How Payments-as-a-Service Is Changing an Industry

By Diana Holm

March 26, 2015 — Scotts Valley, CA

What happens when you apply SaaS principles to payment processing?

You may not realize it, but you probably depend on multiple SaaS (Software-as-a-Service) products to get through your work day (and at home in the evenings, when you tune into your favorite streaming service). SaaS refers to an Internet-based service for which you pay a monthly subscription fee, and in return receive access to the latest improvements and technical support.

The best SaaS companies bring more than just convenience and spread-out fees, however. When you think of the big SaaS players—, Box, and more recent entrants like Zenefits—these are companies that applied a technical architecture (cloud) and business model (SaaS) to a stale business process (managing customer databases, sharing files etc.), and revolutionized entire market segments in the process.

Rethinking payments

When PayStand was just a glimmer in the eye of founders Jeremy Almond and Scott Campbell, they wondered what would happen if you took the payment industry (one of the complex and bloated industries out there), and approached it as a problem to be solved with SaaS. That is, what if you treated the movement of money as a software challenge, instead of a finance-industry challenge?

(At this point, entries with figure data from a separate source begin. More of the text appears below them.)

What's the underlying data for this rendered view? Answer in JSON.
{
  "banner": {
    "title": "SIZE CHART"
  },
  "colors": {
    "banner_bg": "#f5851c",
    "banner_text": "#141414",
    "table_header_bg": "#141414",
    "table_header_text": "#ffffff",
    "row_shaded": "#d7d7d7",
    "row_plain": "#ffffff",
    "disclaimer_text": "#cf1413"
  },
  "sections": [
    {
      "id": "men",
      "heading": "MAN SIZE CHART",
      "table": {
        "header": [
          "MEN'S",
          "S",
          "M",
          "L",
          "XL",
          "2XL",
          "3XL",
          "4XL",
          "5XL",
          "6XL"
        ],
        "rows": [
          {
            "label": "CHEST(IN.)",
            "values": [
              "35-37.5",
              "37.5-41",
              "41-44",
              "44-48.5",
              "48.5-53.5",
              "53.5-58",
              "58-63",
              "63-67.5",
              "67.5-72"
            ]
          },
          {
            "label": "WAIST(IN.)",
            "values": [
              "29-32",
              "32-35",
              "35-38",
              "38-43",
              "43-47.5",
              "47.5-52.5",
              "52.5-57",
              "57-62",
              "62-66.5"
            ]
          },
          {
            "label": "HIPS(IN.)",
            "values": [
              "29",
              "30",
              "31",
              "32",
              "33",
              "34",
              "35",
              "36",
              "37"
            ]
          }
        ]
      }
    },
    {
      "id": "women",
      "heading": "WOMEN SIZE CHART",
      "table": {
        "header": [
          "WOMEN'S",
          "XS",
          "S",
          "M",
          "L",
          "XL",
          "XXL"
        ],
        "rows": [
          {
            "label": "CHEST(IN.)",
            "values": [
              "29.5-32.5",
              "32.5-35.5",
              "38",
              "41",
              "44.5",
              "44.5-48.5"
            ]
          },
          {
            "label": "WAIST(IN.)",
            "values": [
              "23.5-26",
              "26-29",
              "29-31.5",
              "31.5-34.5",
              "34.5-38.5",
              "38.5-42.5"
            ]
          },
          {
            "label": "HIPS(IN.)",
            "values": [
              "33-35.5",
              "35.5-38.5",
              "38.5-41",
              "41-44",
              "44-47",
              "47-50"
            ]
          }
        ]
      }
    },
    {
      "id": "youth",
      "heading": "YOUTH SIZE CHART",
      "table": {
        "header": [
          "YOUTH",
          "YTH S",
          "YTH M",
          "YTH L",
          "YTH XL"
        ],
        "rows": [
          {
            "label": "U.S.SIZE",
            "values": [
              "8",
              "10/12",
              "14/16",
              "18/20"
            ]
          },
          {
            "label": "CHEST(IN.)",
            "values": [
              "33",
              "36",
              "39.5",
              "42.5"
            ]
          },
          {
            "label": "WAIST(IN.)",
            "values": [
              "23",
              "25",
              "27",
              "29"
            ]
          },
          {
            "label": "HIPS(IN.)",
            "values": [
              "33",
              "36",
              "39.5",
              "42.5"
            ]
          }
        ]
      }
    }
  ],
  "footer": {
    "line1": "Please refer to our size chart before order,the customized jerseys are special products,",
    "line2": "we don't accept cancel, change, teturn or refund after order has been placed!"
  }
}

All of the usual assumptions change when you look at financial transactions through the lens of SaaS. First and foremost, the focus switches from the transaction itself to your customers, the merchants—the ones you’ll be asking to pay a monthly subscription fee. How can we deliver the most value to merchants so that they’ll sign up for and stay with our service? Right off the bat, PayStand had an opportunity to align incentives between payment processor and merchant, which historically had been at odds.

The answer to “how do we deliver value to merchants and keep them happy?” touches on other key ways the SaaS model is capable of disrupting old businesses. In PayStand’s case, we took a long look at what merchants like and dislike about their payment processors. They like the convenience of Internet and mobile payment gateways, but hate how transaction fees eat into their profits. So, we decided to buck the usual tactic of taking a cut of merchants’ sales, and instead deliver tools and support for a flat monthly subscription, with no markup on transactions. This means that as our customers’ businesses grow, their profits increase, instead of their fees.